Have you read https://docs.python.org/3.7/library/subprocess.html#security-considerations and why we should not use shell=True? Are you sure you can not get the same results with shell=False?

That's a very good point. Let's look at what are the possible ways to take advantage of shell injection here:

• condor_submit: {prefix}{command} {submit_file}. We configure the prefix and the command. Can submit_file be malicious? That's a string with a path on it, crafted by Galaxy.
• condor_rm: {prefix}{command} {external_id}. external_id is generated by HTCondor.
• condor_ssh_to_job: f"{self.runner_params.get('prefix', '')}{self.runner_params.get('condor_ssh_to_job_cmd')} {external_job_id} {command}. Again, external_job_id is generated by HTCondor. command comes from job_wrapper.get_job().container.container_info["commands"][command]. job_wrapper.get_job() yields a model.Job, so I guess container is what is stored on the job container association table. Looking at psql that seems to be a JSON blob. I have no idea what could be in there. I would have to spend a few hours diving into the Galaxy code to find out with certainty, or alternatively (although less reliably), reading examples from the database.

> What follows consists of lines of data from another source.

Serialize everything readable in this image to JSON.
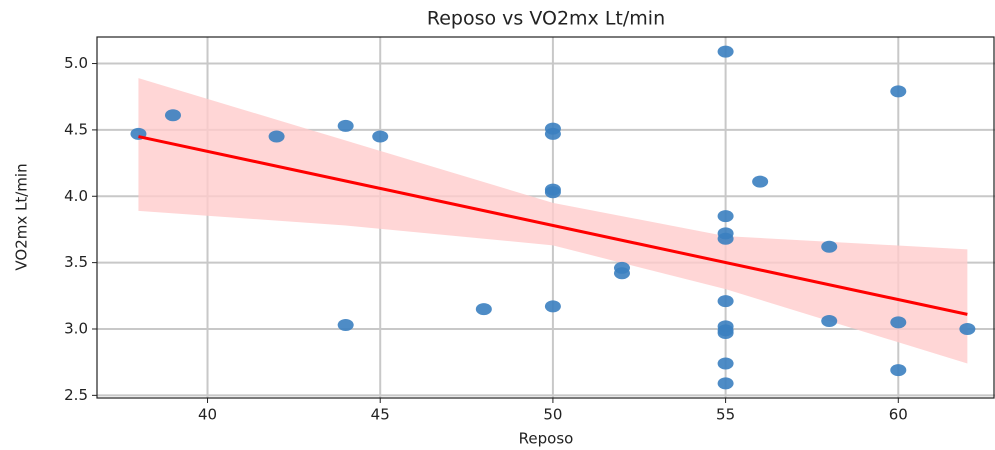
{
  "chart_data": {
    "type": "scatter",
    "title": "Reposo vs VO2mx Lt/min",
    "x_label": "Reposo",
    "y_label": "VO2mx Lt/min",
    "x": [
      38,
      39,
      42,
      44,
      44,
      45,
      48,
      50,
      50,
      50,
      50,
      50,
      52,
      52,
      55,
      55,
      55,
      55,
      55,
      55,
      55,
      55,
      55,
      55,
      56,
      58,
      58,
      60,
      60,
      60,
      62
    ],
    "y": [
      4.47,
      4.61,
      4.45,
      4.53,
      3.03,
      4.45,
      3.15,
      4.51,
      4.47,
      4.05,
      4.03,
      3.17,
      3.46,
      3.42,
      5.09,
      3.85,
      3.72,
      3.68,
      3.21,
      3.02,
      2.99,
      2.97,
      2.74,
      2.59,
      4.11,
      3.62,
      3.06,
      4.79,
      3.05,
      2.69,
      3.0
    ],
    "color": "#3b7fc0",
    "regression": {
      "x": [
        38,
        62
      ],
      "y": [
        4.45,
        3.11
      ],
      "color": "#ff0000"
    },
    "band": {
      "x": [
        38,
        44,
        50,
        55,
        62
      ],
      "lower": [
        3.89,
        3.78,
        3.63,
        3.3,
        2.74
      ],
      "upper": [
        4.89,
        4.42,
        3.95,
        3.7,
        3.6
      ],
      "color": "#ffcccc"
    },
    "xlim": [
      36.8,
      62.8
    ],
    "ylim": [
      2.48,
      5.2
    ],
    "xticks": [
      40,
      45,
      50,
      55,
      60
    ],
    "yticks": [
      2.5,
      {
        "value": 3,
        "label": "3.0"
      },
      3.5,
      {
        "value": 4,
        "label": "4.0"
      },
      4.5,
      {
        "value": 5,
        "label": "5.0"
      }
    ],
    "grid": true
  }
}
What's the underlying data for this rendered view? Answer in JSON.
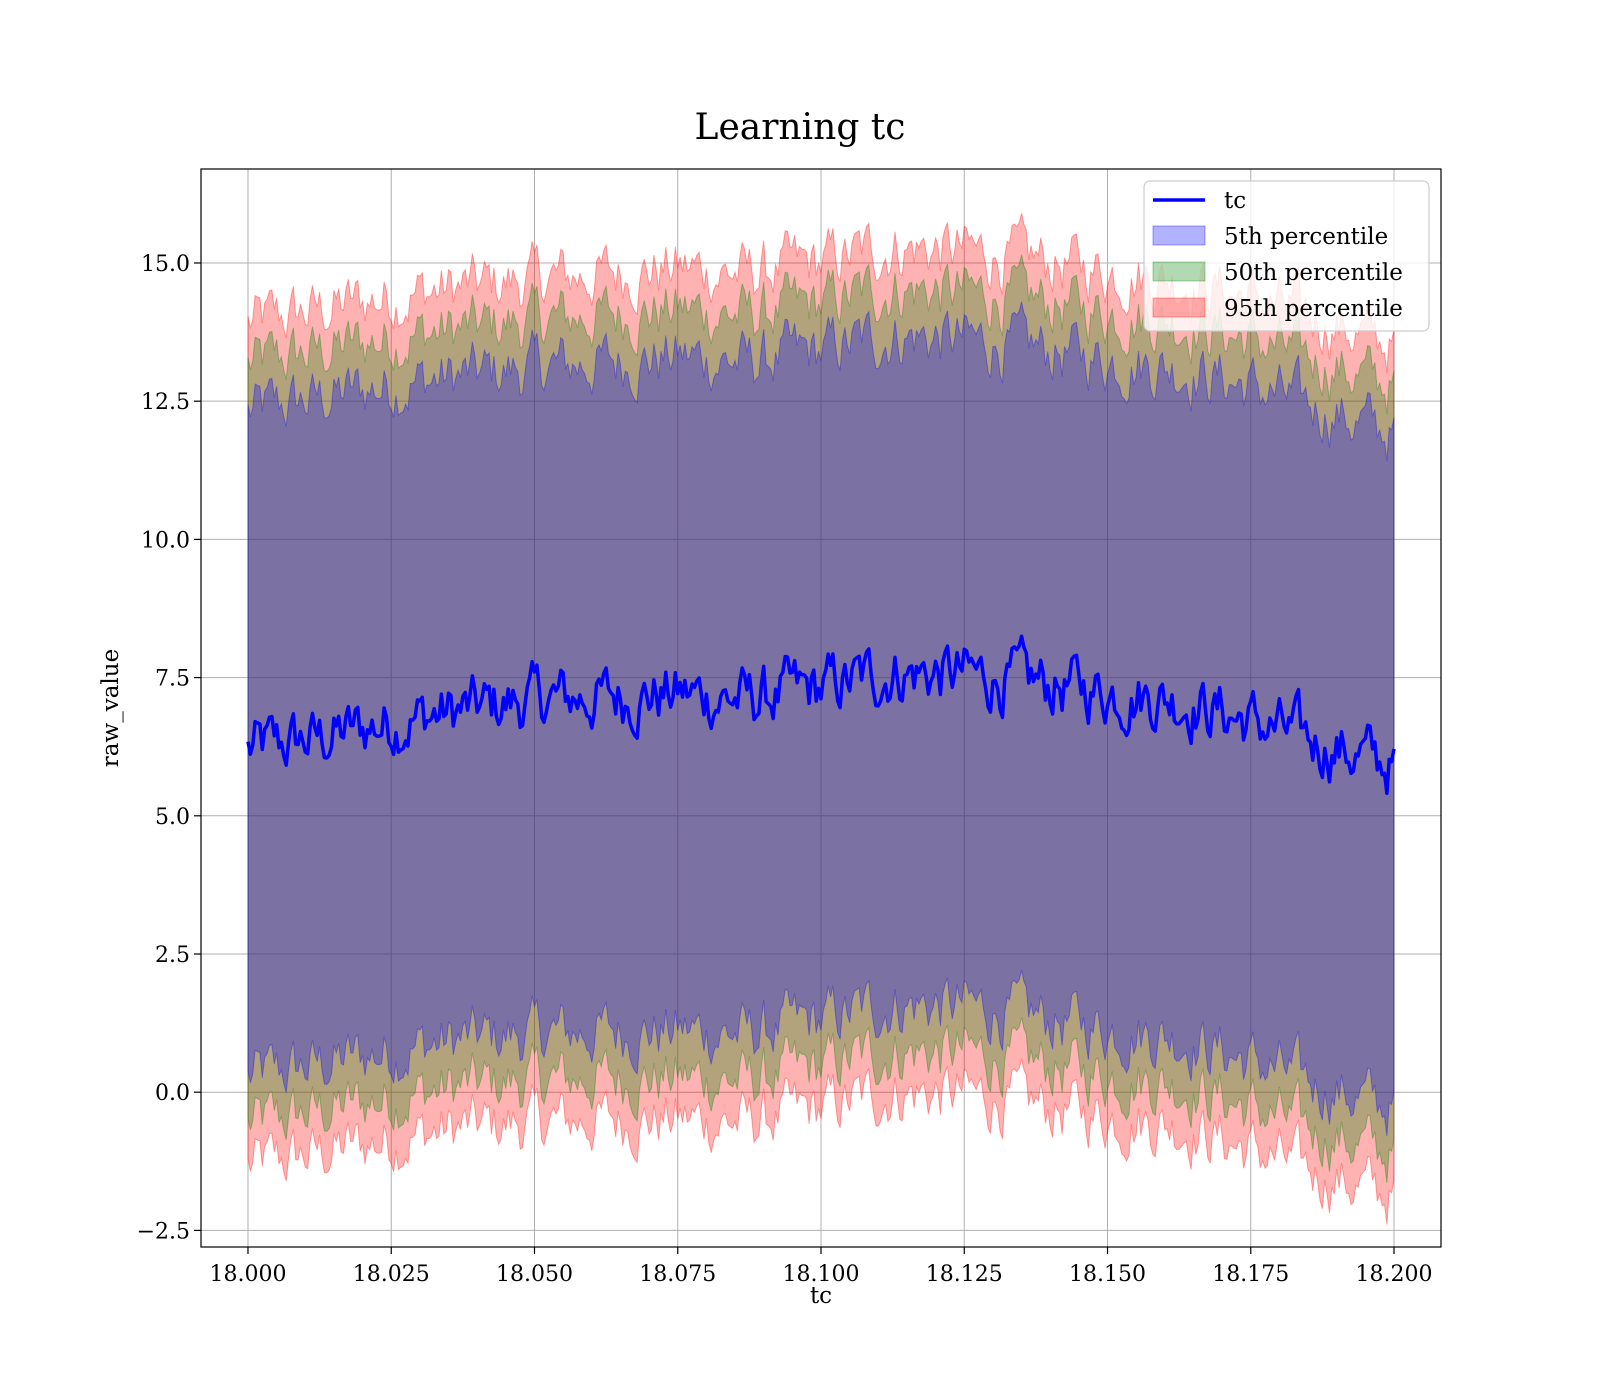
{
  "chart_data": {
    "type": "area",
    "title": "Learning tc",
    "xlabel": "tc",
    "ylabel": "raw_value",
    "xlim": [
      17.9918,
      18.2082
    ],
    "ylim": [
      -2.8,
      16.7
    ],
    "x_ticks": [
      18.0,
      18.025,
      18.05,
      18.075,
      18.1,
      18.125,
      18.15,
      18.175,
      18.2
    ],
    "x_tick_labels": [
      "18.000",
      "18.025",
      "18.050",
      "18.075",
      "18.100",
      "18.125",
      "18.150",
      "18.175",
      "18.200"
    ],
    "y_ticks": [
      -2.5,
      0.0,
      2.5,
      5.0,
      7.5,
      10.0,
      12.5,
      15.0
    ],
    "y_tick_labels": [
      "−2.5",
      "0.0",
      "2.5",
      "5.0",
      "7.5",
      "10.0",
      "12.5",
      "15.0"
    ],
    "grid": true,
    "legend_position": "top-right",
    "colors": {
      "line": "#0000ff",
      "band_5": "#0000ff",
      "band_50": "#008000",
      "band_95": "#ff0000"
    },
    "x": [
      18.0,
      18.0125,
      18.025,
      18.0375,
      18.05,
      18.0625,
      18.075,
      18.0875,
      18.1,
      18.1125,
      18.125,
      18.1375,
      18.15,
      18.1625,
      18.175,
      18.1875,
      18.2
    ],
    "series": [
      {
        "name": "tc",
        "kind": "line",
        "values": [
          6.2,
          6.4,
          6.7,
          6.9,
          7.1,
          7.15,
          7.2,
          7.1,
          7.3,
          7.6,
          7.55,
          7.4,
          7.25,
          7.1,
          6.7,
          6.3,
          5.9
        ]
      },
      {
        "name": "5th percentile",
        "kind": "band",
        "lower": [
          0.25,
          0.5,
          0.75,
          0.95,
          1.05,
          1.1,
          1.1,
          1.05,
          1.3,
          1.6,
          1.55,
          1.35,
          1.15,
          1.0,
          0.55,
          0.1,
          -0.3
        ],
        "upper": [
          12.3,
          12.55,
          12.8,
          12.95,
          13.1,
          13.2,
          13.3,
          13.2,
          13.4,
          13.7,
          13.6,
          13.45,
          13.25,
          13.1,
          12.75,
          12.35,
          11.9
        ]
      },
      {
        "name": "50th percentile",
        "kind": "band",
        "lower": [
          -0.6,
          -0.35,
          -0.1,
          0.1,
          0.2,
          0.25,
          0.25,
          0.2,
          0.45,
          0.75,
          0.7,
          0.5,
          0.3,
          0.15,
          -0.3,
          -0.75,
          -1.15
        ],
        "upper": [
          13.15,
          13.4,
          13.65,
          13.8,
          13.95,
          14.05,
          14.15,
          14.05,
          14.25,
          14.55,
          14.45,
          14.3,
          14.1,
          13.95,
          13.6,
          13.2,
          12.75
        ]
      },
      {
        "name": "95th percentile",
        "kind": "band",
        "lower": [
          -1.35,
          -1.1,
          -0.85,
          -0.65,
          -0.55,
          -0.5,
          -0.5,
          -0.55,
          -0.3,
          0.0,
          -0.05,
          -0.25,
          -0.45,
          -0.6,
          -1.05,
          -1.5,
          -1.9
        ],
        "upper": [
          13.9,
          14.15,
          14.4,
          14.55,
          14.7,
          14.8,
          14.9,
          14.8,
          15.0,
          15.3,
          15.2,
          15.05,
          14.85,
          14.7,
          14.35,
          13.95,
          13.5
        ]
      }
    ]
  }
}
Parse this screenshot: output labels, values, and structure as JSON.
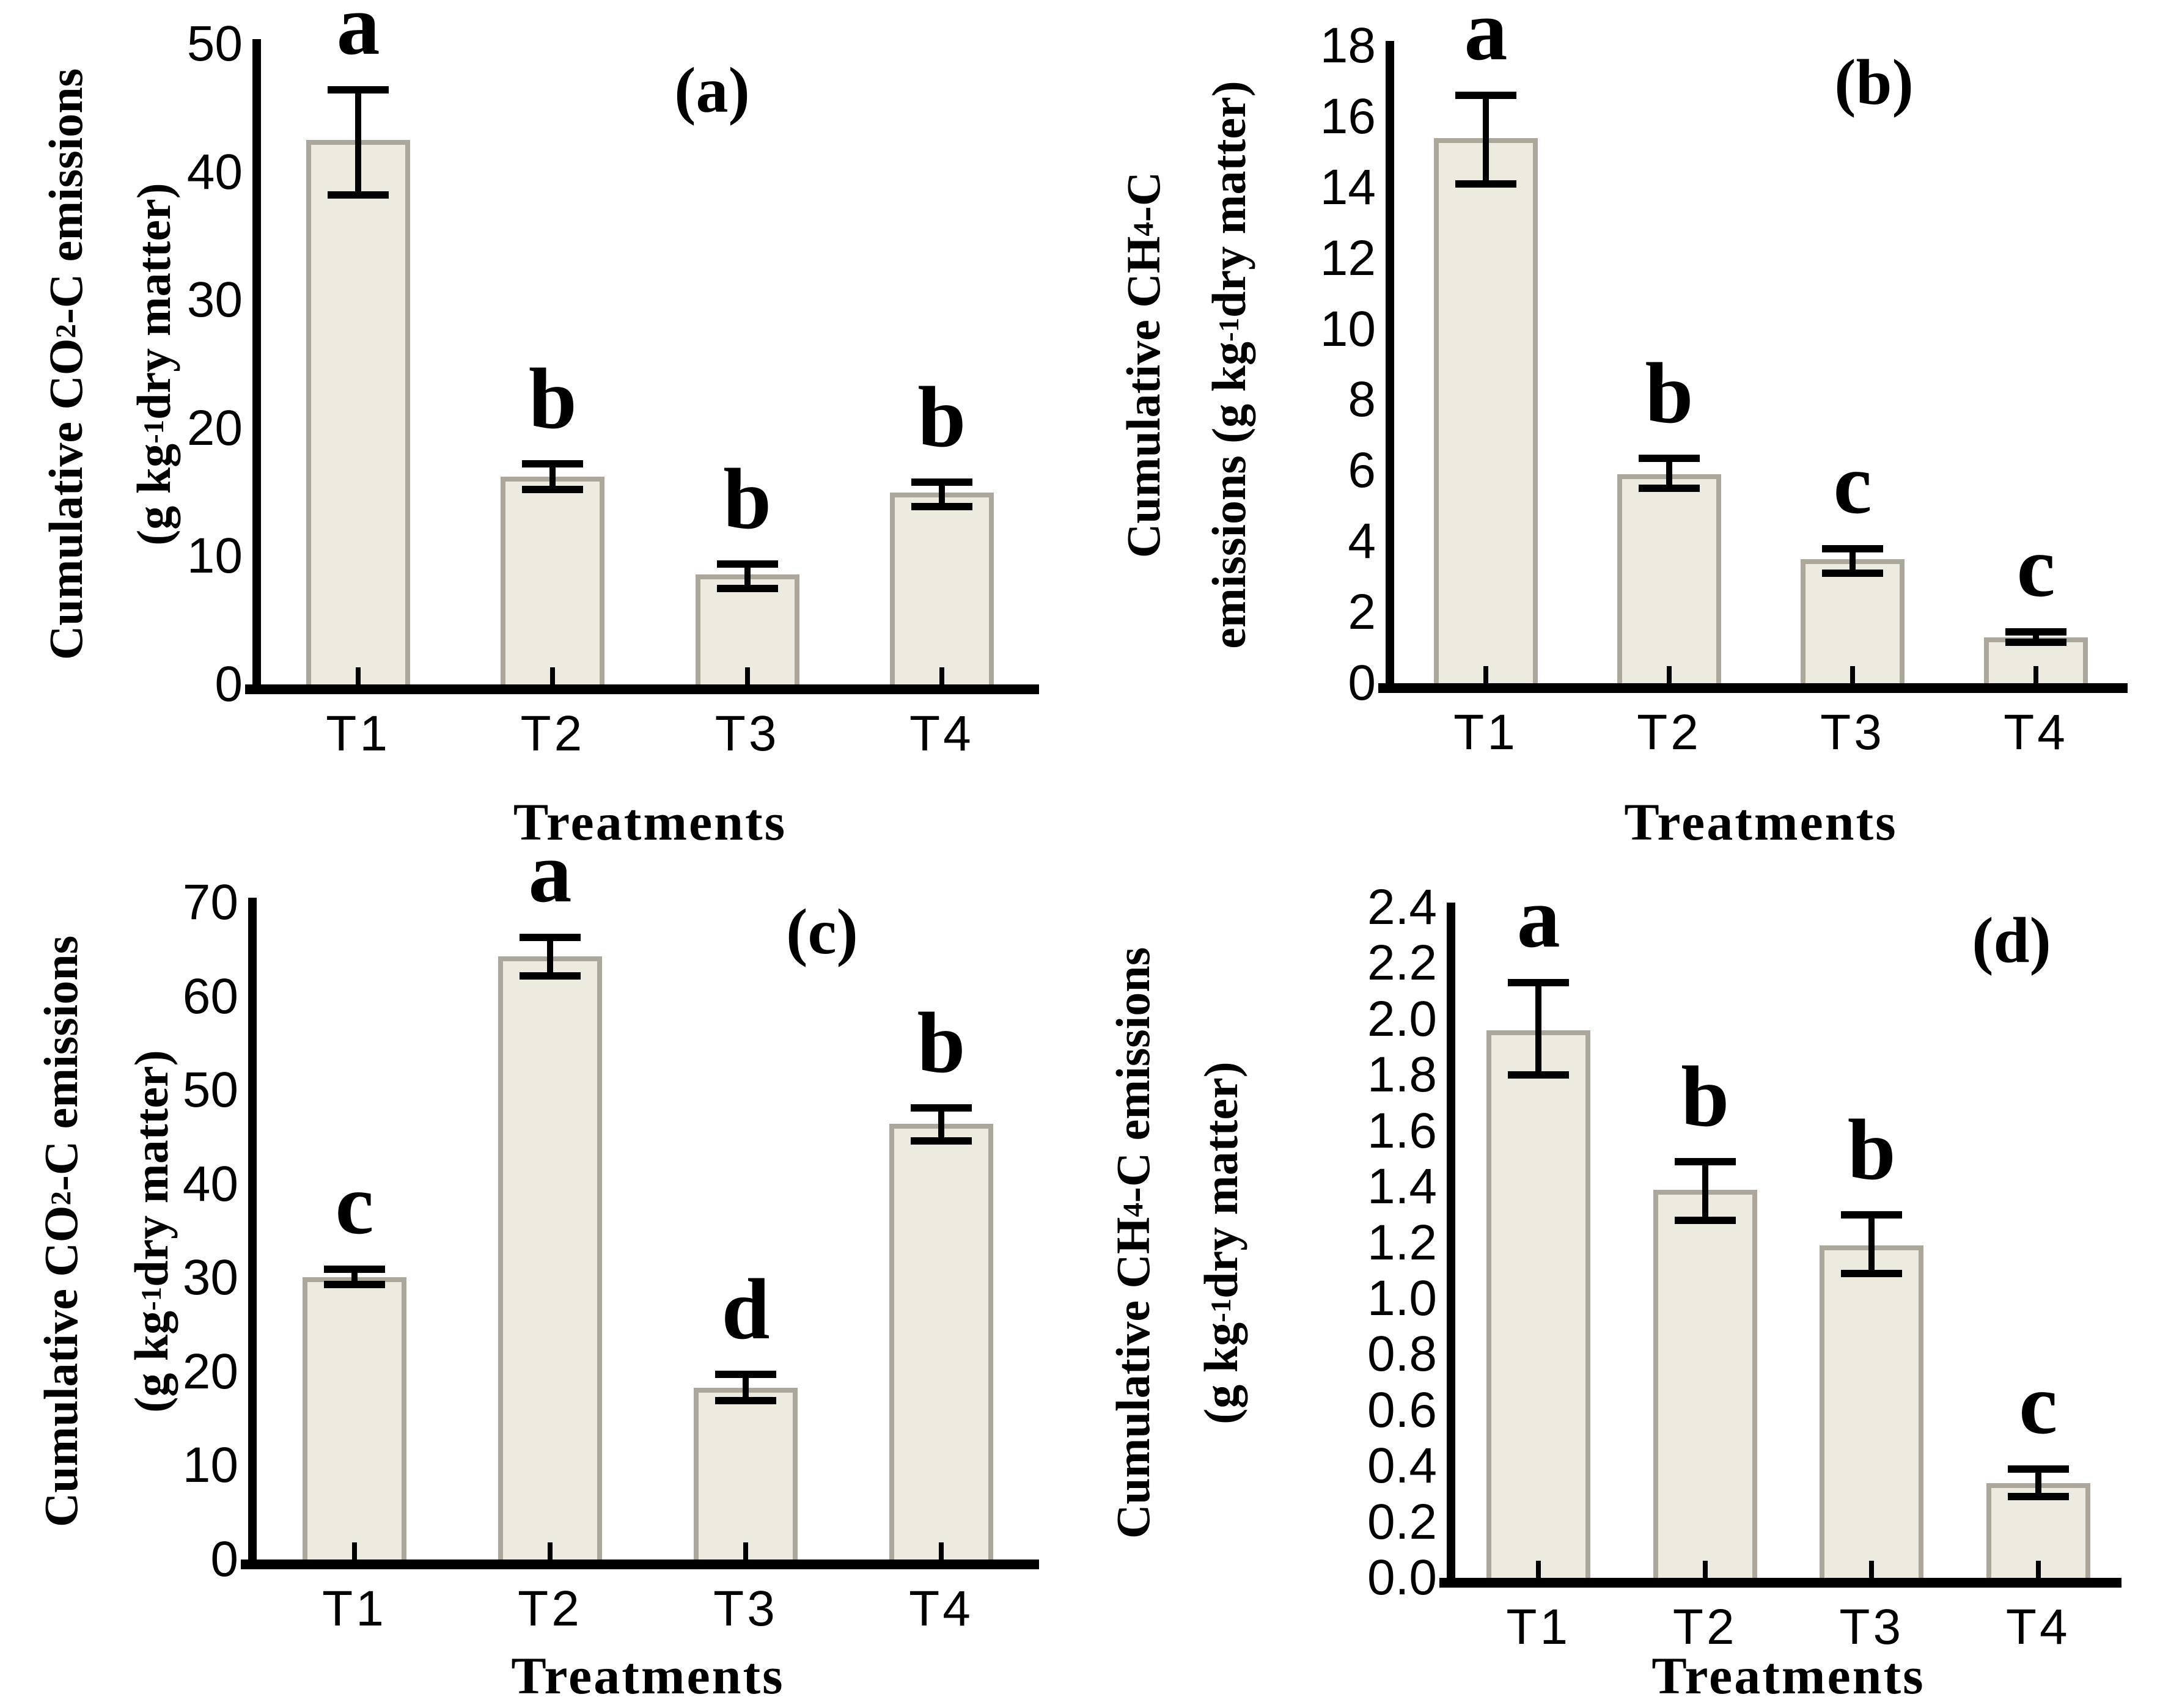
{
  "colors": {
    "background": "#ffffff",
    "bar_fill": "#edebe0",
    "bar_border": "#aba89b",
    "axis": "#000000",
    "text": "#000000"
  },
  "chart_data": [
    {
      "id": "a",
      "type": "bar",
      "panel_label": "(a)",
      "ylabel": "Cumulative CO2-C emissions (g kg-1 dry matter)",
      "ylabel_line1_parts": {
        "pre": "Cumulative CO",
        "sub": "2",
        "post": "-C emissions"
      },
      "ylabel_line2_parts": {
        "pre": "(g kg",
        "sup": "-1",
        "post": " dry matter)"
      },
      "xlabel": "Treatments",
      "categories": [
        "T1",
        "T2",
        "T3",
        "T4"
      ],
      "values": [
        42.5,
        16.2,
        8.6,
        15.0
      ],
      "error_low": [
        38.2,
        15.2,
        7.5,
        13.9
      ],
      "error_high": [
        46.4,
        17.2,
        9.4,
        15.8
      ],
      "sig_letters": [
        "a",
        "b",
        "b",
        "b"
      ],
      "ylim": [
        0,
        50
      ],
      "ytick_labels": [
        "0",
        "10",
        "20",
        "30",
        "40",
        "50"
      ],
      "grid": "off",
      "legend": "none"
    },
    {
      "id": "b",
      "type": "bar",
      "panel_label": "(b)",
      "ylabel": "Cumulative CH4-C emissions (g kg-1 dry matter)",
      "ylabel_line1_parts": {
        "pre": "Cumulative CH",
        "sub": "4",
        "post": "-C"
      },
      "ylabel_line2_parts": {
        "pre": "emissions (g kg",
        "sup": "-1",
        "post": " dry matter)"
      },
      "xlabel": "Treatments",
      "categories": [
        "T1",
        "T2",
        "T3",
        "T4"
      ],
      "values": [
        15.4,
        5.9,
        3.5,
        1.3
      ],
      "error_low": [
        14.1,
        5.5,
        3.1,
        1.15
      ],
      "error_high": [
        16.6,
        6.35,
        3.8,
        1.45
      ],
      "sig_letters": [
        "a",
        "b",
        "c",
        "c"
      ],
      "ylim": [
        0,
        18
      ],
      "ytick_labels": [
        "0",
        "2",
        "4",
        "6",
        "8",
        "10",
        "12",
        "14",
        "16",
        "18"
      ],
      "grid": "off",
      "legend": "none"
    },
    {
      "id": "c",
      "type": "bar",
      "panel_label": "(c)",
      "ylabel": "Cumulative CO2-C emissions (g kg-1 dry matter)",
      "ylabel_line1_parts": {
        "pre": "Cumulative CO",
        "sub": "2",
        "post": "-C emissions"
      },
      "ylabel_line2_parts": {
        "pre": "(g kg",
        "sup": "-1",
        "post": " dry matter)"
      },
      "xlabel": "Treatments",
      "categories": [
        "T1",
        "T2",
        "T3",
        "T4"
      ],
      "values": [
        30.1,
        64.3,
        18.3,
        46.4
      ],
      "error_low": [
        29.3,
        62.2,
        16.9,
        44.6
      ],
      "error_high": [
        30.9,
        66.3,
        19.7,
        48.1
      ],
      "sig_letters": [
        "c",
        "a",
        "d",
        "b"
      ],
      "ylim": [
        0,
        70
      ],
      "ytick_labels": [
        "0",
        "10",
        "20",
        "30",
        "40",
        "50",
        "60",
        "70"
      ],
      "grid": "off",
      "legend": "none"
    },
    {
      "id": "d",
      "type": "bar",
      "panel_label": "(d)",
      "ylabel": "Cumulative CH4-C emissions (g kg-1 dry matter)",
      "ylabel_line1_parts": {
        "pre": "Cumulative CH",
        "sub": "4",
        "post": "-C emissions"
      },
      "ylabel_line2_parts": {
        "pre": "(g kg",
        "sup": "-1",
        "post": " dry matter)"
      },
      "xlabel": "Treatments",
      "categories": [
        "T1",
        "T2",
        "T3",
        "T4"
      ],
      "values": [
        1.96,
        1.39,
        1.19,
        0.34
      ],
      "error_low": [
        1.8,
        1.28,
        1.09,
        0.29
      ],
      "error_high": [
        2.13,
        1.49,
        1.3,
        0.39
      ],
      "sig_letters": [
        "a",
        "b",
        "b",
        "c"
      ],
      "ylim": [
        0,
        2.4
      ],
      "ytick_labels": [
        "0.0",
        "0.2",
        "0.4",
        "0.6",
        "0.8",
        "1.0",
        "1.2",
        "1.4",
        "1.6",
        "1.8",
        "2.0",
        "2.2",
        "2.4"
      ],
      "grid": "off",
      "legend": "none"
    }
  ]
}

I think the conclusion is, if we trust Galaxy developers and HTCondor developers, then the two first points are ok. If we trust the tools we install, then the third point is probably also ok. We are not dealing with untrusted inputs here.

[kysrpex]

If there are no further objections, let's move on?

[bgruening]

Go for it ... but please try to get those changes or similar ones also upstream for the next release.